BEIRUT: The Higher Defense Council promised swift action Wednesday against a wave of kidnappings as authorities announced that progress had been made in recent cases.
The news came as Nazih Nassar, who was abducted around one month ago, was released in the Bekaa Valley. The National News Agency said a jeep dumped Nassar on the road at the entrance to the village of Brital and sped off.
The NNA said Nassar made it safely home and denied that a ransom had been paid for his release. He was abducted in the town of Torbol and media reports indicated that the family was asked to pay a $2 million, non-negotiable ransom.
The Army said its Intelligence Unit thwarted two kidnapping attempts over the weekend after it tracked down two gangs and raided their homes, while the Internal Security Forces announced five other suspects in recent kidnappings were arrested by the police this month.
The Army issued a statement that said Musa Ali Harb was allegedly involved in a plot to kidnap a Lebanese expatriate visiting the country.
“After receiving information that Musa Ali Harb was planning to kidnap an expatriate named Ali Sabah, an Army unit then raided Harb’s residence in Beirut and detained him on Feb. 23,” the statement said, adding that the arrest had been made after closely monitoring Harb’s movements.
The statement also said an Army intelligence unit had foiled another kidnapping attempt that was being allegedly planned by a Syrian man identified as Ziad Abidine al-Jamal.
Jamal, who was arrested in the Zahirieh neighborhood of Tripoli, was working with accomplices to kidnap the son of the owner of Al-Mir Bakeries in Tripoli, the statement said.
It added that the gang was planning to demand $1 million in ransom.
The army said it was pursuing leads in order to arrest any accomplices in the two cases.
For its part, the ISF said three suspects in the abduction of 66-year-old Najib Youssef Youssef had been arrested in the southern city of Tyre. Youssef was kidnapped earlier this month and released five days later. The kidnappers had demanded $3 million for his release, but it wasn’t known how much money was paid to win his release.
Two suspects in the case, who were identified only by their initials, were arrested last Tuesday and the third last Friday, the ISF said.
The statement added that the ISF arrested Tuesday two other individuals believed to be involved in the kidnapping of a Syrian man, Ayman Badr Sabbagh, earlier this month.
“During interrogations with the arrested men, they admitted that they carried out the kidnapping with the help of others,” the statement said.
A wave of kidnappings over the past two years began by targeting wealthy businesspeople, and has recently seen the children of well-off individuals targeted by criminals. The latest incident was the abduction of a 12-year-old boy outside his house in a Beirut neighborhood. The boy was released days later after his family reportedly paid a $250,000 ransom.
Security sources told The Daily Star that the Internal Security Forces and the Army had identified at least 30 suspects involved in acts of kidnapping. The sources said that Army officials briefed participants in Wednesday’s session of the Higher Defense Council about a total of 37 suspects who are being sought by the authorities.

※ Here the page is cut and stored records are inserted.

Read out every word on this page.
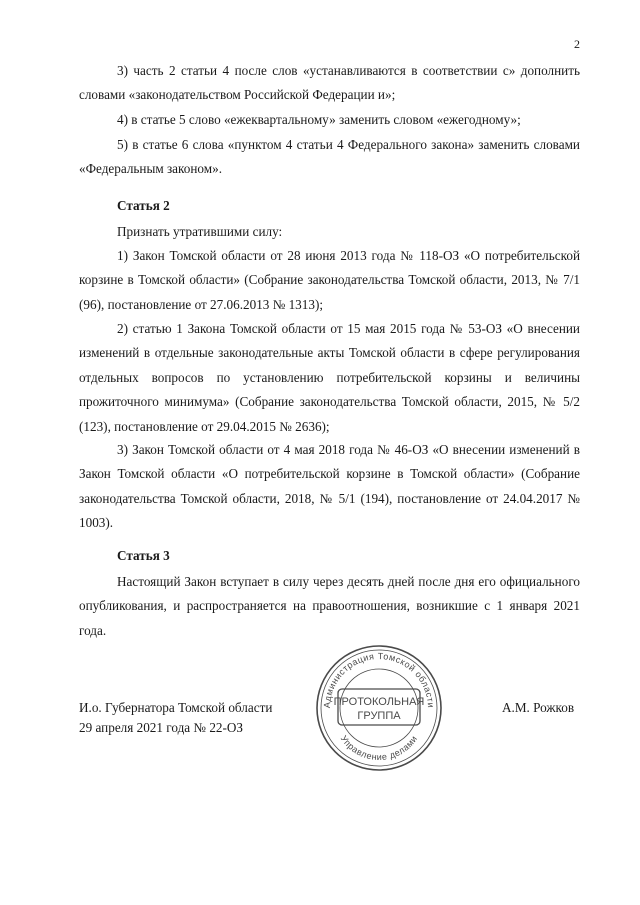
2

3) часть 2 статьи 4 после слов «устанавливаются в соответствии с» дополнить словами «законодательством Российской Федерации и»;

4) в статье 5 слово «ежеквартальному» заменить словом «ежегодному»;

5) в статье 6 слова «пунктом 4 статьи 4 Федерального закона» заменить словами «Федеральным законом».

Статья 2

Признать утратившими силу:

1) Закон Томской области от 28 июня 2013 года № 118-ОЗ «О потребительской корзине в Томской области» (Собрание законодательства Томской области, 2013, № 7/1 (96), постановление от 27.06.2013 № 1313);

2) статью 1 Закона Томской области от 15 мая 2015 года № 53-ОЗ «О внесении изменений в отдельные законодательные акты Томской области в сфере регулирования отдельных вопросов по установлению потребительской корзины и величины прожиточного минимума» (Собрание законодательства Томской области, 2015, № 5/2 (123), постановление от 29.04.2015 № 2636);

3) Закон Томской области от 4 мая 2018 года № 46-ОЗ «О внесении изменений в Закон Томской области «О потребительской корзине в Томской области» (Собрание законодательства Томской области, 2018, № 5/1 (194), постановление от 24.04.2017 № 1003).

Статья 3

Настоящий Закон вступает в силу через десять дней после дня его официального опубликования, и распространяется на правоотношения, возникшие с 1 января 2021 года.

И.о. Губернатора Томской области
29 апреля 2021 года № 22-ОЗ
А.М. Рожков
Администрация Томской области
Управление делами
ПРОТОКОЛЬНАЯ
ГРУППА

According to the sources, President Michel Sleiman urged the Army and senior security officials to bring the suspects to justice as soon as possible.
“Sleiman said during the meeting that whoever the kidnappers are and wherever they are from, they should be arrested at all costs,” a source said.
The Higher Defense Council said it also discussed Israeli violations of national sovereignty and incidents of “unrest” in the northeast of the country, as security bodies and ministries were instructed to deal with the threats.
Meanwhile, Lebanese leaders denounced the spate of kidnappings and called on citizens throughout the country to help the security forces arrest the perpetrators.
In a televised speech Wednesday, Hezbollah leader Sayyed Hasan Nasrallah called the rash of kidnappings a “dangerous precedent.”
“We will not give anyone involved in kidnappings political cover and shelter,” Nasrallah said. “There are no streets and regions that are closed to the police and I call on all citizens to help them to catch the kidnappers,” he added. “Such money is the worst kind of money, it is fully rejected because it destroys homes, families and the country.”